Barney Cordoba barney_cordoba at yahoo.com
Sat Jan 16 13:29:48 UTC 2010



--- On Fri, 1/15/10, Sebastian Hyrwall <sh at keff.org> wrote:

> From: Sebastian Hyrwall <sh at keff.org>
> Subject: FreeBSD 7.2 vs Linux in routing performance
> To: freebsd-net at freebsd.org
> Date: Friday, January 15, 2010, 5:25 AM
> Hi
> 
> I have to identical x86 routers with the following
> specifications,
> 
> hw.model: Intel(R) Atom(TM) CPU 
> 330   @ 1.60GHz
> hw.physmem: 2132996096
> hw.usermem: 1787252736
> hw.realmem: 2146041856
> 2x re0: <RealTek
> 8168/8168B/8168C/8168CP/8168D/8111B/8111C/8111CP PCIe
> Gigabit Ethernet> port 0xd800-0xd8ff mem
> 0xfeaff000-0xfeafffff,0xfdef0000-0xfdefffff irq 16 at device
> 0.0 on pci2
> 
> I know it's not really the best equipment to use in
> gbit-enviroments but that is irrelevant here.
> 
> One of these runs FreeBSD 7.2 (R-p4) and the other Linux
> 2.6.31.5.
> 
> Without pf/iptables loaded the FreeBSD-server maxes out at
> 35MB/s when it comes to forwarding between the two NICs
> (simple http-transfer used for testing).
> The Linux-server pushes 90-100MB/s between the NICs with
> the same test.

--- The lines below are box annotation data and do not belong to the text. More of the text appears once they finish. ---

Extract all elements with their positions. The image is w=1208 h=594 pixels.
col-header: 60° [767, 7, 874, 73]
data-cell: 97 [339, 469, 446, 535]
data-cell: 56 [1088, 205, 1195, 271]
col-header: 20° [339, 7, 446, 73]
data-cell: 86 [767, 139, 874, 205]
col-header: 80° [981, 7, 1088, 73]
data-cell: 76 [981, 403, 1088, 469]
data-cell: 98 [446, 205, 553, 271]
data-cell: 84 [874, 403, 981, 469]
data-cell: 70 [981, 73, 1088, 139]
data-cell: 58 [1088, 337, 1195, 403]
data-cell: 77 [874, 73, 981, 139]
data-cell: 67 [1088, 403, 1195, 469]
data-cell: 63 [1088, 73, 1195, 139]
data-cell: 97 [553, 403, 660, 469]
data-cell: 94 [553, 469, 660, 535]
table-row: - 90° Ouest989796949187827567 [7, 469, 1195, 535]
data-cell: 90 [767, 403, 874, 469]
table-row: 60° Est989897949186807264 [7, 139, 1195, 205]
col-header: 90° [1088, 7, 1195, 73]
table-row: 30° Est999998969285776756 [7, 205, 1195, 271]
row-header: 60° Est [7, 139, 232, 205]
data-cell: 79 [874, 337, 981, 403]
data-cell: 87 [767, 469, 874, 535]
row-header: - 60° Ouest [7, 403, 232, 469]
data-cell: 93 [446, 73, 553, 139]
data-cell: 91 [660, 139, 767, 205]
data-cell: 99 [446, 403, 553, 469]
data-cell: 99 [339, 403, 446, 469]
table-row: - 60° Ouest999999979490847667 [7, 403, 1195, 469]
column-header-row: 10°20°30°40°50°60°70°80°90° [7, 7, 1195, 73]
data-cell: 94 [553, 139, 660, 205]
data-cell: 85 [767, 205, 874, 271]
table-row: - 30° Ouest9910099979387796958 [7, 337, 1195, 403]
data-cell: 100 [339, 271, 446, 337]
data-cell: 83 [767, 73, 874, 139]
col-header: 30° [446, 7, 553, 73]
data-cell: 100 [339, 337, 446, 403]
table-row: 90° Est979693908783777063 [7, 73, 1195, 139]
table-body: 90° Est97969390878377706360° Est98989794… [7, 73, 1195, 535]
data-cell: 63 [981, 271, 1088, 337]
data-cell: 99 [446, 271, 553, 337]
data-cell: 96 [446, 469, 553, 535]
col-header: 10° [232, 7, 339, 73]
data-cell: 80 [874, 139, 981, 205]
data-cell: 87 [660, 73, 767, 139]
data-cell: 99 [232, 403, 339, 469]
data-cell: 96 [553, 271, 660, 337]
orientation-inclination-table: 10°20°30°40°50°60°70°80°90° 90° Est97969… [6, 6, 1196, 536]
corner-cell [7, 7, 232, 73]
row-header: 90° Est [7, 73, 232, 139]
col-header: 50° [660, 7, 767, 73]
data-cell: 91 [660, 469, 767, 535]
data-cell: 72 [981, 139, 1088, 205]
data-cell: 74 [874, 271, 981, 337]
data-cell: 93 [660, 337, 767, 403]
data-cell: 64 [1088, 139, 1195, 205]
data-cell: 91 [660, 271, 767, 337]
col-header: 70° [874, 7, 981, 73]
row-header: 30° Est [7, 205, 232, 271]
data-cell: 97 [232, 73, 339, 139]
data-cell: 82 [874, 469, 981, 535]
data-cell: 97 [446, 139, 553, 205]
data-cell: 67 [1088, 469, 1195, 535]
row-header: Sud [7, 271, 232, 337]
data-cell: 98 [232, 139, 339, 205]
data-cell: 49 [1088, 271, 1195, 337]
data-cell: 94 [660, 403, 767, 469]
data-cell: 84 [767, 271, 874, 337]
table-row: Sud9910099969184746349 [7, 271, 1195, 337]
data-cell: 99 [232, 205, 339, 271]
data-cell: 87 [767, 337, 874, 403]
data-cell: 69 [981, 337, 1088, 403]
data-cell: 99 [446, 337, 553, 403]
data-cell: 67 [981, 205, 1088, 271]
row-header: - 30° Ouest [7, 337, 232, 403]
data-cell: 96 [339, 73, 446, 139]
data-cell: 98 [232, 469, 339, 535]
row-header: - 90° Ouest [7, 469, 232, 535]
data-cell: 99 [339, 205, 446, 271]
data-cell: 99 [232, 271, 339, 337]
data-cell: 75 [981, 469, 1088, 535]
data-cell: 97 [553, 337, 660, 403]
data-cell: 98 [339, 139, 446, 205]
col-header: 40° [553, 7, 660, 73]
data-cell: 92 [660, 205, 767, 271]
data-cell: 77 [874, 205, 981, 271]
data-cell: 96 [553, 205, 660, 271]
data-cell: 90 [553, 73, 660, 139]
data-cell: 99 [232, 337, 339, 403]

Both servers are connected the same way to
> the network (I swap them between the testing).
> 
> Any suggestions on where the gigantic performance loss
> might be and how to fix it?
> 
> I intend to switch FreeBSD 8 in the coming month and maybe
> that will fix the problem but I am hoping it's also fixable
> in 7.2.
> 

The equipment really IS relevant. The FreeBSD realtek driver is
particularly sucky. As with any free OS, some drivers are good, 
and most are not. So try something else. Anything written by
Bill Paul is assembly-line quality by definition.